Friday, 27 May 2011

HAND-TO-DRAFT-CO-ORDINATION

How is your hand-to-draft-co-ordination? I know so many writers who believe they can only get that first draft down if holding a pen, or tapping a keyboard, or using a certain notebook, or writing in a certain place in their house. Some writers find it hard (some find it impossible, but I guess they aren’t doing much writing) to overcome the first attempts  at drafting something new. 
We all have your own hand-to-draft co-ordination, and understanding this may help make the best of our writing...so long as we fully understand that it’s only a part of the creative process and not a block that prevents us from ever attempting something new. 
One of my students, Josephine, recently wrote to me...
I firstly hand write so the process can be spontaneous.  These first attempts are always terrible but I carry on knowing that it is only for me.  Then a pause is necessary for the story to start reforming in a more understandable narrative.  Then I can draft and redraft on the computer.  Each process is different, and all absorbing.  During this time I allow myself to change my mind, while I feel it organically taking shape.  I chose many names for the two protagonists...until my choice works.
I personally find writing by hand very difficult nowadays. Clearly, my ‘hand-to-draft-co-ordination’ has a direct link from my ten touch-typing fingers to the writing part of my brain. But we’re not  all the same. I know writers who must ‘talk’ their first draft into a tape recorder and others who have to sort of ‘sketch’ out their idea, because they see it so visually at first. Film directors in the making, I suspect! But Jo likes to write by hand and that process is undeniably organic and active.
I loved the way Josephine openly confessed she thought her first attempts are ‘terrible’. I bet they aren’t as terrible as she thinks. We are usually our own worse critics, as Gustave Flaubert pointed out in Madam Bovary...The human word is like a cracked cauldron upon with we beat out melodies fit for making bears dance, when we are trying to move the stars…If even Flaubert thinks his writing isn’t up to much, I’m sure the rest of us can relax about our lack of self-confidence.
Anyway, Jo has got that covered, because she knows this first draft is ‘only for me’. What she is sure about is how to move on from ‘terrible’ to something she is pleased with. She has a routine she can move along, and that can be very helpful for any writer - it prevents us floundering around in a slough of writerly despondence. What Jo choses to do is sensible. She puts the work away for a while. This allows it to continue to brew in her head, which often picks up the underlying problems and begins to solve them, almost subconsciously. It also allows the piece to feel ‘new’...almost ‘someone else’s work’ when it is read after the resting phase. 
There is probably an equation that gives the appropriate length of time this brewing process should take.

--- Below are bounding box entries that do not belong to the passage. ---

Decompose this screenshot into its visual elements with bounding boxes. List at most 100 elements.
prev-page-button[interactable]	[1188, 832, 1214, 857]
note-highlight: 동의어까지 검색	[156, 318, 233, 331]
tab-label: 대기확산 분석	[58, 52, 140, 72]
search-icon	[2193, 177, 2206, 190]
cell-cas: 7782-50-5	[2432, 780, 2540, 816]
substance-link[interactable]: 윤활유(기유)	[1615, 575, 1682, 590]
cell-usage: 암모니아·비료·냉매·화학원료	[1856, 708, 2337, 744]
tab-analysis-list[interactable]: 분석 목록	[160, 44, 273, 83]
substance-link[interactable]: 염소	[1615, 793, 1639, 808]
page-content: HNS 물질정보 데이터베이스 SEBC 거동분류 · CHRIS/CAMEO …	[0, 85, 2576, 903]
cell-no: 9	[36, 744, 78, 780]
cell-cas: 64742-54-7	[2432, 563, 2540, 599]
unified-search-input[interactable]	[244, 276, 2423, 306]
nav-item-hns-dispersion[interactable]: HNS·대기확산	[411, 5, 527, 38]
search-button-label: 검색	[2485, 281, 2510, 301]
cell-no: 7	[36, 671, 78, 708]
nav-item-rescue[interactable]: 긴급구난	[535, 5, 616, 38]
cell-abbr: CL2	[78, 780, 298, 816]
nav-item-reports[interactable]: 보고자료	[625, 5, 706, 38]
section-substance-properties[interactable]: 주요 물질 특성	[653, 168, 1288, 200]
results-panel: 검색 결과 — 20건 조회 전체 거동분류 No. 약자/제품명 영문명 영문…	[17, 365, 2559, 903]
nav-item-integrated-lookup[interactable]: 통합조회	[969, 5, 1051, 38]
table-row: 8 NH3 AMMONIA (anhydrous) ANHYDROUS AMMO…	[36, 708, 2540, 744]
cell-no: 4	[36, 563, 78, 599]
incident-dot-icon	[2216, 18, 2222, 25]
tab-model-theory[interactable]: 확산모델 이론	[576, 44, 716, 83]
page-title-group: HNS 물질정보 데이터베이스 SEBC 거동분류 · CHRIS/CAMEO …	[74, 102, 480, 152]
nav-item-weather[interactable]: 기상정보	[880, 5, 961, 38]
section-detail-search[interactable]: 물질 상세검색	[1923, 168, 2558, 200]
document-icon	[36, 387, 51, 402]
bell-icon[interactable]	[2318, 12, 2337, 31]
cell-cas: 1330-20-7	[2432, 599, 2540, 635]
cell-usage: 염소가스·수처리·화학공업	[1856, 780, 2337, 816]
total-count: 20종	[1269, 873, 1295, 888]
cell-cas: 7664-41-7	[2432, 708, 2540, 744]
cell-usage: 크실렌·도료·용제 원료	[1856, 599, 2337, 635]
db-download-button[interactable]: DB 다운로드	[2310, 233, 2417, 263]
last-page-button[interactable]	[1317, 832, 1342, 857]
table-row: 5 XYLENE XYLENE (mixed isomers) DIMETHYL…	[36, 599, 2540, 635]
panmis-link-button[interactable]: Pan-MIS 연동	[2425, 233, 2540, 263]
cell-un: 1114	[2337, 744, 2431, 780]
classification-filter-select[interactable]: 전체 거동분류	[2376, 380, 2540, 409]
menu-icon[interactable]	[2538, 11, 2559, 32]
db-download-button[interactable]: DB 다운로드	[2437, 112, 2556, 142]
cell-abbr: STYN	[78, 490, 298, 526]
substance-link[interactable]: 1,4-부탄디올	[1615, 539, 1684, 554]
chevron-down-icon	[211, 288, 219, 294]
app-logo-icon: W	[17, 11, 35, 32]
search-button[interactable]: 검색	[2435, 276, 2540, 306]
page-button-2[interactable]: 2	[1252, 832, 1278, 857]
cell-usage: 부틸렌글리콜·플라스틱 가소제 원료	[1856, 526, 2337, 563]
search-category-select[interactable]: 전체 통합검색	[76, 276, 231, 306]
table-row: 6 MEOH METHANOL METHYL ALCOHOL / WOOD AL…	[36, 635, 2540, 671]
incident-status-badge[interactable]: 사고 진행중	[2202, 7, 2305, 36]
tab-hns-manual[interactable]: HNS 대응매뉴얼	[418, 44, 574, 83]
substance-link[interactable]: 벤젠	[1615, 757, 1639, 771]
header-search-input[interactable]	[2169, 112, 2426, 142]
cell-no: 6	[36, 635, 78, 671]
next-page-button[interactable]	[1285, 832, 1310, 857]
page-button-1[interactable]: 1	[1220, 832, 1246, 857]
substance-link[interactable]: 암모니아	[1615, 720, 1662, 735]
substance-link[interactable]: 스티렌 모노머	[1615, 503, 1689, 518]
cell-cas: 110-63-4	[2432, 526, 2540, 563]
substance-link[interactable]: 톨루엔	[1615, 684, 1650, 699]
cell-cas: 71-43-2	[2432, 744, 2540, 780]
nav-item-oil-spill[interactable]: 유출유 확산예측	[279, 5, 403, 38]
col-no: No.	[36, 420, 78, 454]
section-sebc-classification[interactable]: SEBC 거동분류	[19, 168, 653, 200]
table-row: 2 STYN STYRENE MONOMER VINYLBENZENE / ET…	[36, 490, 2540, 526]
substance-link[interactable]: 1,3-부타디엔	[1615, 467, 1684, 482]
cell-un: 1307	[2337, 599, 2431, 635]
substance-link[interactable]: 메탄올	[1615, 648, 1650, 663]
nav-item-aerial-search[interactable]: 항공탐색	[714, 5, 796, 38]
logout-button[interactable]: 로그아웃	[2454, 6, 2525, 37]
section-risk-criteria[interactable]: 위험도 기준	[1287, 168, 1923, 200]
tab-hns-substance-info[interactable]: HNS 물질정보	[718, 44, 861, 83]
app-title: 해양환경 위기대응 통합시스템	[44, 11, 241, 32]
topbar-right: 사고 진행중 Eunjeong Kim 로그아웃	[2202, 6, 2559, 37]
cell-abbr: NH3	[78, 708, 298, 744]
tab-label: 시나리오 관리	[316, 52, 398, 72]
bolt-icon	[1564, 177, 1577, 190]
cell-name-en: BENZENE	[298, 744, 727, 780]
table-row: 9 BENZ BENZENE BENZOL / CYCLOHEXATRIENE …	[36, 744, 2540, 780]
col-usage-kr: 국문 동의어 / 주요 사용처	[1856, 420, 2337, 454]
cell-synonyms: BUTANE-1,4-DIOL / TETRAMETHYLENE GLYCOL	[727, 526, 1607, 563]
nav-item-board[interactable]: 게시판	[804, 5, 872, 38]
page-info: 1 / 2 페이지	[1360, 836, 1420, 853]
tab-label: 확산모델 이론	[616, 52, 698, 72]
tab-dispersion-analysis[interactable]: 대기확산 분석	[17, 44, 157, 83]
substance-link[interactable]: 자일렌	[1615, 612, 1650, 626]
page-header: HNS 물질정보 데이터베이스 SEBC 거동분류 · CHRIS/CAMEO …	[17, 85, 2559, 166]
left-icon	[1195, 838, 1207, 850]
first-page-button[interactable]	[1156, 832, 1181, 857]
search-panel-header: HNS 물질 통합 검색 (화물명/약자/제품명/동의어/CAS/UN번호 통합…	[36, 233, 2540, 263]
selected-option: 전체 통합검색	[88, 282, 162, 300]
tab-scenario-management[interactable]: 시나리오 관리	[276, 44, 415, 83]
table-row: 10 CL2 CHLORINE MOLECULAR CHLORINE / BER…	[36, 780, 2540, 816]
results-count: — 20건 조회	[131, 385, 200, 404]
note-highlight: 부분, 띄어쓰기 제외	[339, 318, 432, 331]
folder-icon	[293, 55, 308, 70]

Let us say; at least a couple of days for something quite short; at least a week for a short story proper or a new novel chapter; at least a month for an entire full-length piece.  Jo uses the ‘putting away to brew’ technique quite early on in the writing process; I tend to do this much later on, say when I’m half way through a final draft of a novel...or when I’m pretty happy with the draft of the short story I’m writing at the time.
This might be the most frustrating part of Jo’s process, but it’s well worth while. And putting things away does not mean that she can’t go on writing. If she can’t manage two projects at a time, I’d recommend she writes a diary, a blog or letters to friends to keep going - or tackles something completely different, such as ‘filler’ articles for magazines or letters to the editor. This will keep her writing brain well-oiled without constantly scratching at the item that is being brewed.
Finally, Jo recognises that things must change. She looking for ways of reforming until she has ‘a more understandable narrative’. During that almost subconscious spotting and solving of problems, radical ideas might enter her head - ideas she should consider, and only dismiss when she’s sure they are wrong for the work. Changing the names of the characters can help a lot, but it should be only a small part of the things she’ll be asking. Major questions to tackle would be...does the story feel plausible all the way through? Does the beginning draw the reader in, or can I omit the first line...even the first paragraph or page? Do the characters start out with an aim/difficulty/need/blockage/desire? And if so, is it resolved well? In fact, are my characters right for this story...or is my story right for these characters? Will the reader feel satisfied with the end - surprised or engaged? 
By the time this process was over for Jo, and she’d sent her work to me, she had created a solid piece that she could be proud of.  
Have a look at your own hand-to-draft-co-ordination. Ask if it’s working for you, or if you need to change it. Sometimes two heads (or lots of heads )are better than one, and you might like to make a comment on your own early writing process below this post, and see what others come up with.
Thank you Jo, for letting me quote your letter, and I’m sure your co-ordinated writing process will constantly help you in your writer’s career.

1 comment:

  1. My process has become more muddled with time and experience, but I seldom worry about it. I write by hand - almost illegible it's so quick - and then redraft carefully onto the computer. I tend to do a section at at a time,and let things brew between each - it can take weeks just to have an outline and I can seldom mange more than a few hours at a time. Then I start editing and I can sit for sixteen hours with barely a break redrafting and redrafting - weird isn't it! But wonderful too.